Paying $20 a night for a shoulder to shoulder, tent to tent hostel is never on my agenda, and the only reason I stuck it out was the awesome beach, great weather and beautiful scenery, but on about the sixth the whole town seemed to be abandoned of tourists, and the cost went back to normal. Me and my friends practicaly had Fatimas to our self, and were free to explore the area in peace.

Tofo and surrounds have some truly excellent diving, with nice reefs and excellent large marine life. Whale sharks and Humpback Whales in season, reef sharks and much more. We were told at a marine biologist seminar, featuring whale sharks, that the Tofo area has one of the greatest concentrations of the giant fish in the world. Evidently the whale sharks, along with giant manta rays, put Tofo on the map. The biologist even took people on snorkeling tours with them, when they needed to tag or track the sharks. The reafs aren't any good for snorkeling, being too deep to see, but there are atleast three dive centers in town. Liquid Adventures is where we got the best deal, and ended up getting open water certified.

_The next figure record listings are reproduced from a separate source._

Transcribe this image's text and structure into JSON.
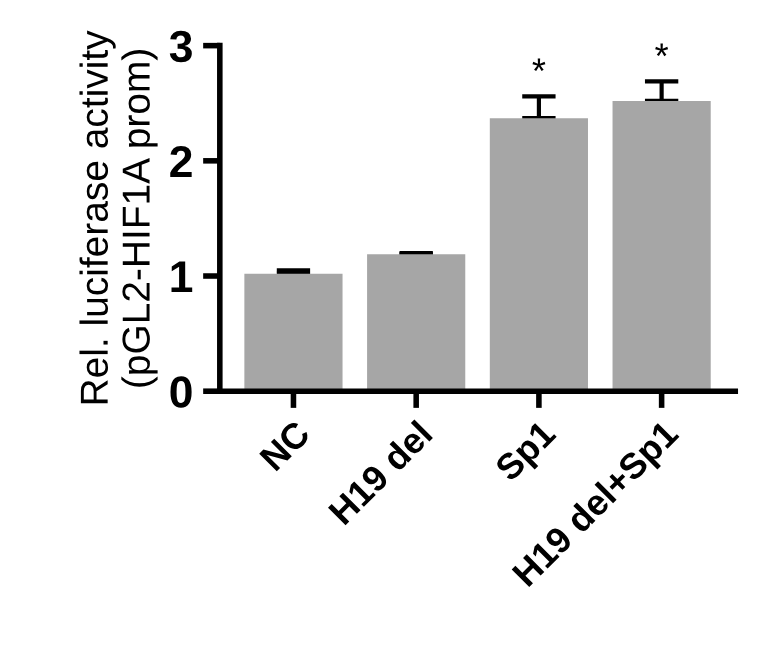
{
  "chart_data": {
    "type": "bar",
    "ylabel": "Rel. luciferase activity\n(pGL2-HIF1A prom)",
    "categories": [
      "NC",
      "H19 del",
      "Sp1",
      "H19 del+Sp1"
    ],
    "series": [
      {
        "color": "#a6a6a6",
        "values": [
          1.02,
          1.19,
          2.37,
          2.52
        ],
        "errors": [
          [
            1.02,
            1.05
          ],
          [
            1.19,
            1.2
          ],
          [
            2.37,
            2.56
          ],
          [
            2.52,
            2.69
          ]
        ]
      }
    ],
    "annotations": [
      {
        "text": "*",
        "x": "Sp1",
        "y": 2.56
      },
      {
        "text": "*",
        "x": "H19 del+Sp1",
        "y": 2.69
      }
    ],
    "ylim": [
      0,
      3
    ],
    "yticks": [
      0,
      1,
      2,
      3
    ],
    "grid": false,
    "legend": false
  }
}
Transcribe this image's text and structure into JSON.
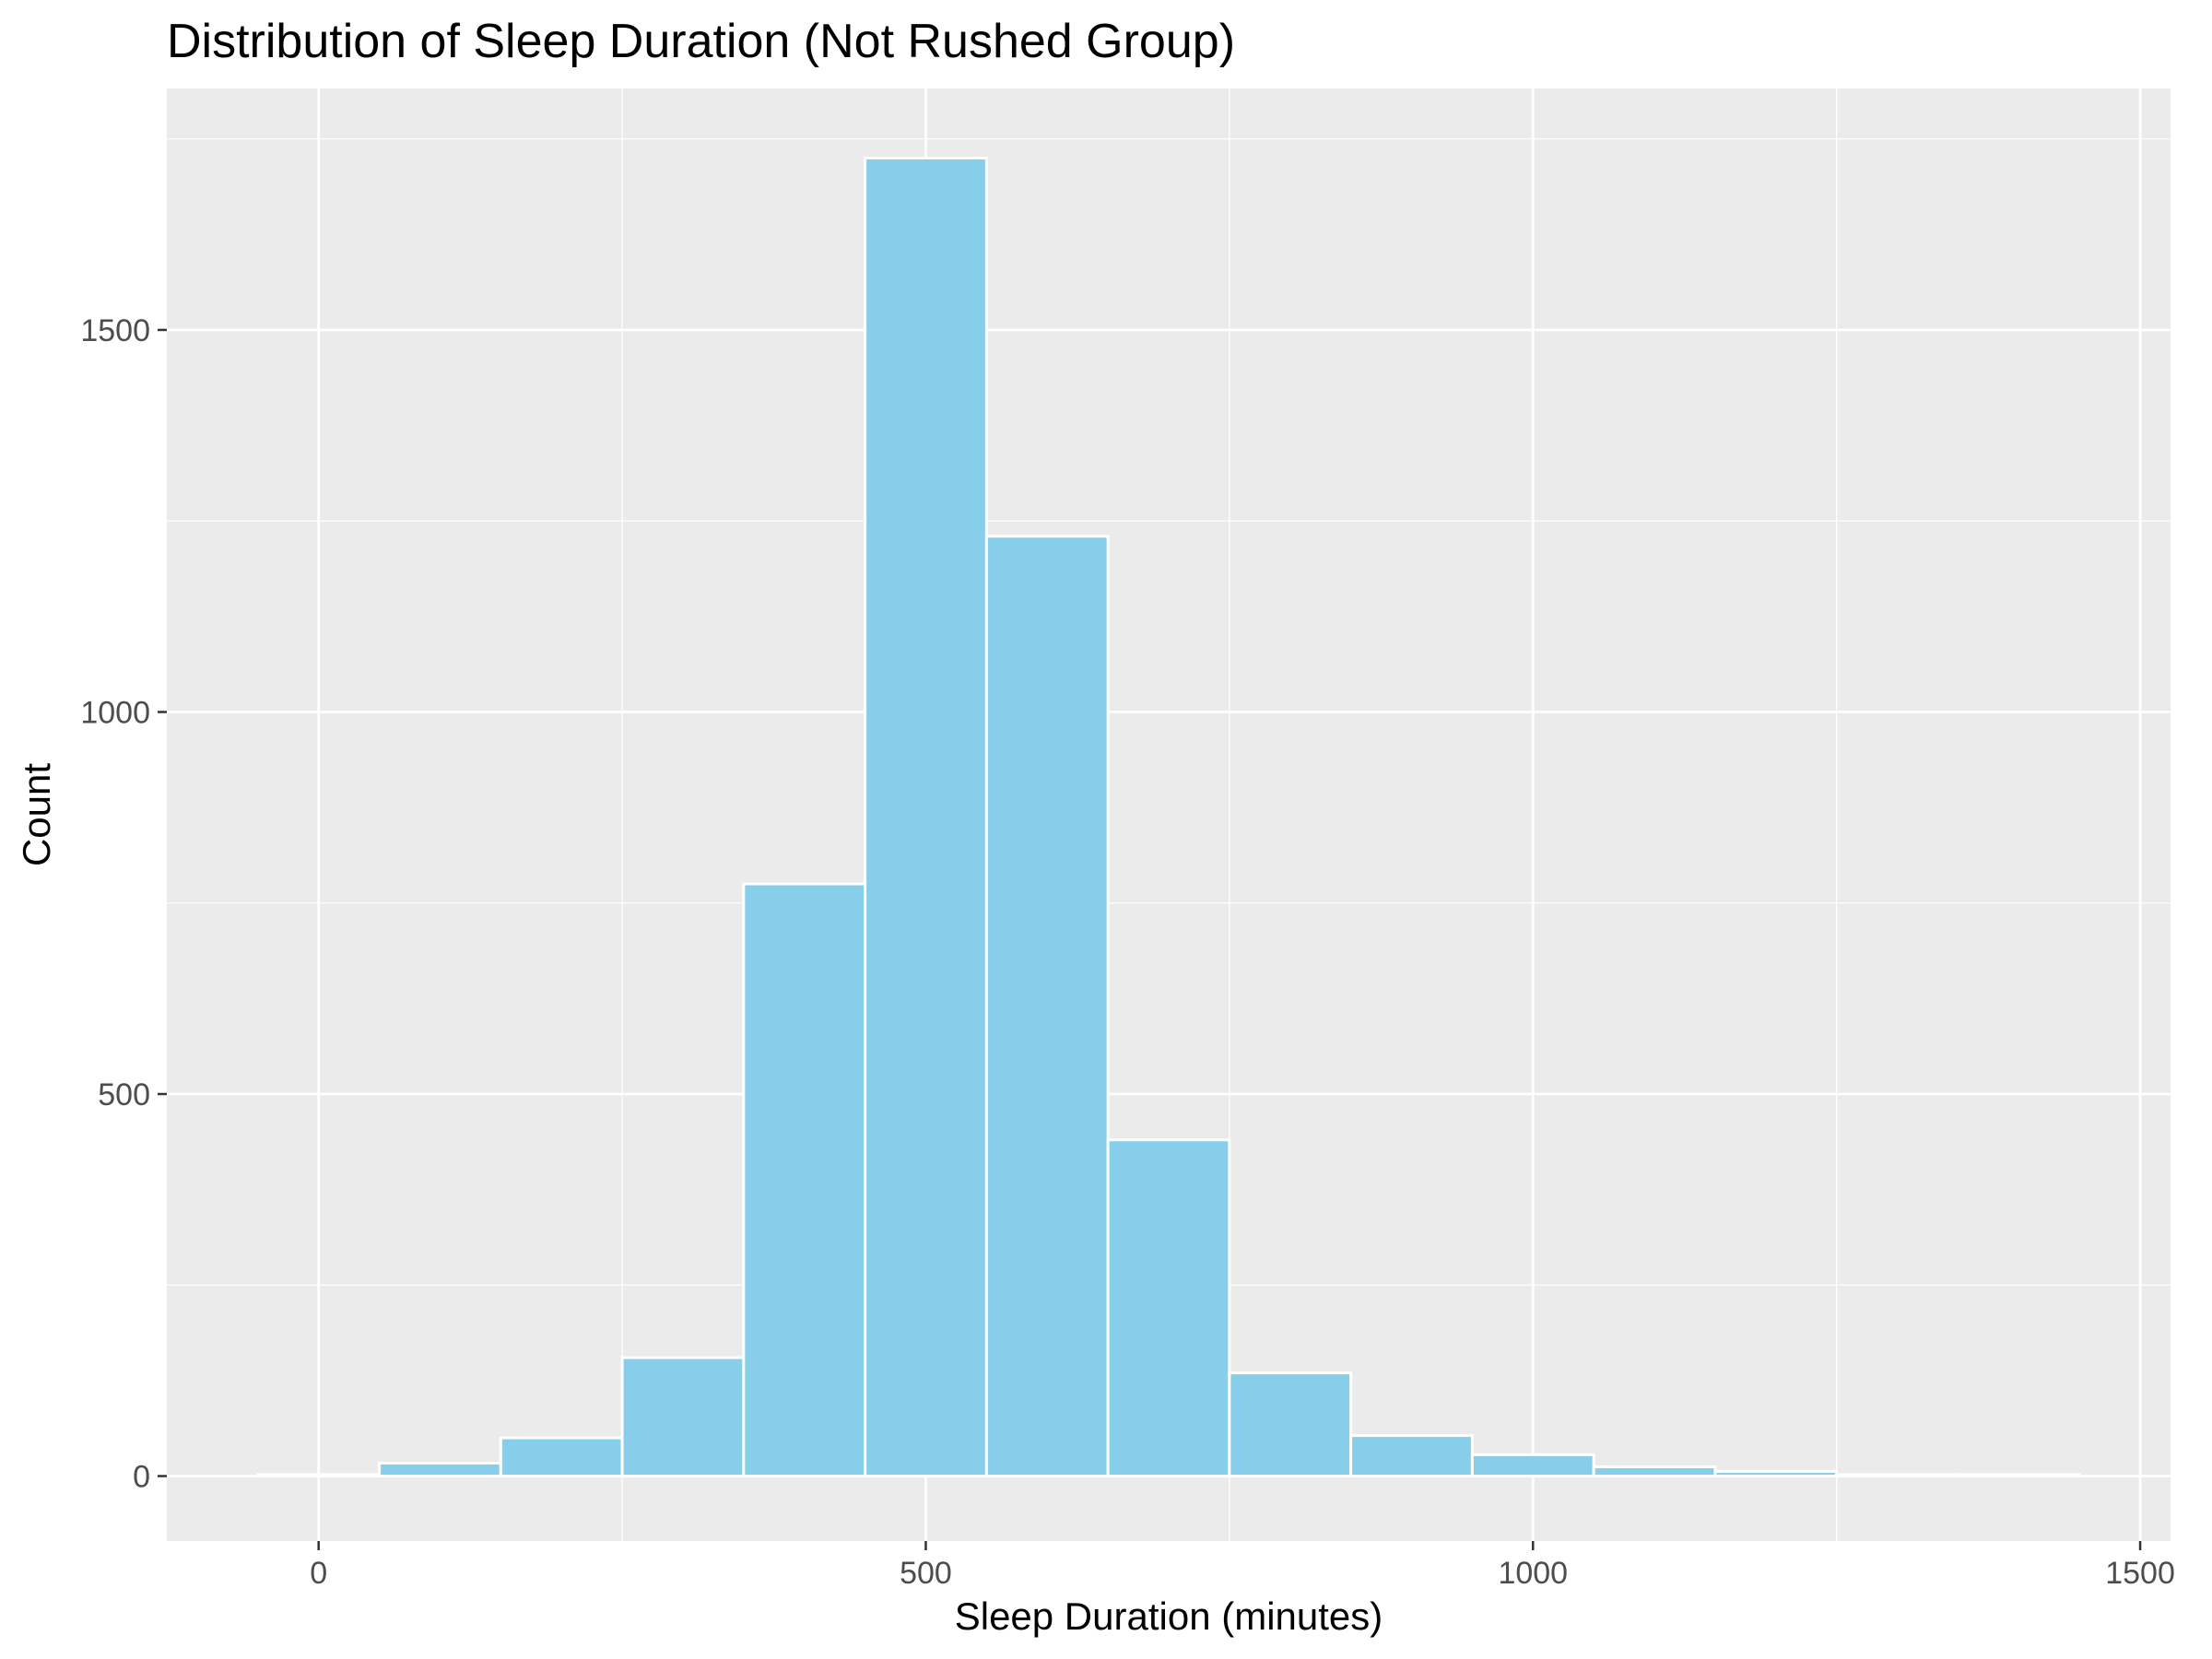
{
  "chart_data": {
    "type": "bar",
    "title": "Distribution of Sleep Duration (Not Rushed Group)",
    "xlabel": "Sleep Duration (minutes)",
    "ylabel": "Count",
    "xlim": [
      -125,
      1525
    ],
    "ylim": [
      -85,
      1816
    ],
    "x_ticks": [
      0,
      500,
      1000,
      1500
    ],
    "y_ticks": [
      0,
      500,
      1000,
      1500
    ],
    "bin_width": 100,
    "bins": [
      {
        "x0": -50,
        "x1": 50,
        "count": 2
      },
      {
        "x0": 50,
        "x1": 150,
        "count": 17
      },
      {
        "x0": 150,
        "x1": 250,
        "count": 50
      },
      {
        "x0": 250,
        "x1": 350,
        "count": 155
      },
      {
        "x0": 350,
        "x1": 450,
        "count": 775
      },
      {
        "x0": 450,
        "x1": 550,
        "count": 1725
      },
      {
        "x0": 550,
        "x1": 650,
        "count": 1230
      },
      {
        "x0": 650,
        "x1": 750,
        "count": 440
      },
      {
        "x0": 750,
        "x1": 850,
        "count": 135
      },
      {
        "x0": 850,
        "x1": 950,
        "count": 53
      },
      {
        "x0": 950,
        "x1": 1050,
        "count": 28
      },
      {
        "x0": 1050,
        "x1": 1150,
        "count": 12
      },
      {
        "x0": 1150,
        "x1": 1250,
        "count": 6
      },
      {
        "x0": 1250,
        "x1": 1350,
        "count": 2
      },
      {
        "x0": 1350,
        "x1": 1450,
        "count": 2
      }
    ],
    "grid": true,
    "colors": {
      "fill": "#87CEEB",
      "bar_border": "#ffffff",
      "panel_background": "#EBEBEB",
      "grid": "#ffffff"
    }
  }
}
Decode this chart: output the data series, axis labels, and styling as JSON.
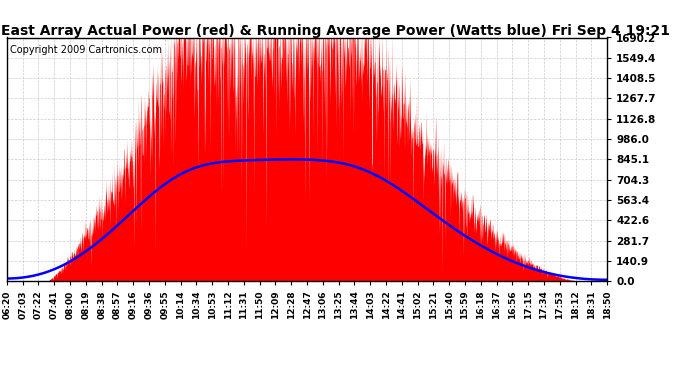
{
  "title": "East Array Actual Power (red) & Running Average Power (Watts blue) Fri Sep 4 19:21",
  "copyright": "Copyright 2009 Cartronics.com",
  "ymax": 1690.2,
  "yticks": [
    0.0,
    140.9,
    281.7,
    422.6,
    563.4,
    704.3,
    845.1,
    986.0,
    1126.8,
    1267.7,
    1408.5,
    1549.4,
    1690.2
  ],
  "x_labels": [
    "06:20",
    "07:03",
    "07:22",
    "07:41",
    "08:00",
    "08:19",
    "08:38",
    "08:57",
    "09:16",
    "09:36",
    "09:55",
    "10:14",
    "10:34",
    "10:53",
    "11:12",
    "11:31",
    "11:50",
    "12:09",
    "12:28",
    "12:47",
    "13:06",
    "13:25",
    "13:44",
    "14:03",
    "14:22",
    "14:41",
    "15:02",
    "15:21",
    "15:40",
    "15:59",
    "16:18",
    "16:37",
    "16:56",
    "17:15",
    "17:34",
    "17:53",
    "18:12",
    "18:31",
    "18:50"
  ],
  "background_color": "#ffffff",
  "fill_color": "#ff0000",
  "line_color": "#0000ff",
  "grid_color": "#cccccc",
  "title_fontsize": 10,
  "copyright_fontsize": 7
}
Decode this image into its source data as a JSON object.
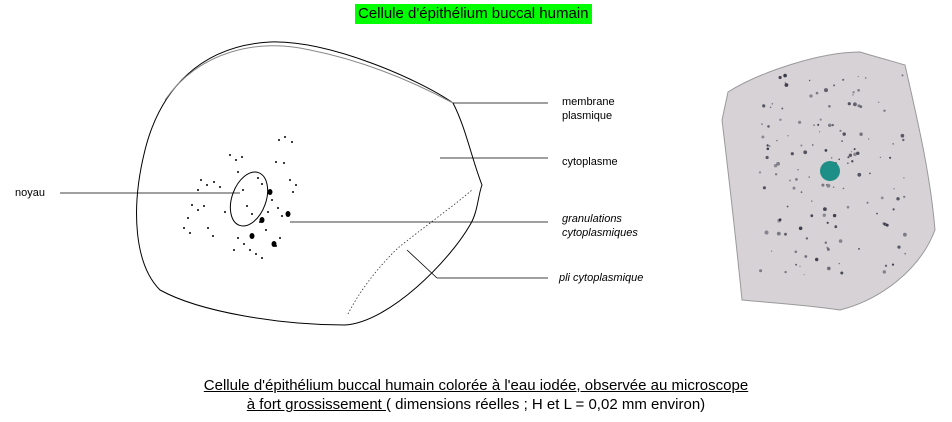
{
  "title": "Cellule d'épithélium buccal humain",
  "labels": {
    "noyau": "noyau",
    "membrane_line1": "membrane",
    "membrane_line2": "plasmique",
    "cytoplasme": "cytoplasme",
    "granulations_line1": "granulations",
    "granulations_line2": "cytoplasmiques",
    "pli": "pli cytoplasmique"
  },
  "caption": {
    "line1": "Cellule d'épithélium buccal humain colorée à l'eau iodée, observée au microscope",
    "line2_underlined": "à fort grossissement ",
    "line2_rest": " ( dimensions réelles ; H et L = 0,02 mm environ)"
  },
  "colors": {
    "title_bg": "#00ff00",
    "nucleus_photo": "#1e8f86",
    "cell_photo": "#d8d4d8"
  }
}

Diving turned out to be one of my favorite things i've ever done, and now I'm hooked for life. Once you get use to the low oxygen and restrictive breathing, things for me became extremely relaxed and soothing, topped with amazing sights a non-diver would never experiance.

For four or five days all I did was dive in cool reefs with names like Clownfish Reef, Mike's Cubbard, Salon, Sherwood Forest and Manta Reef. It was an unforgetable week.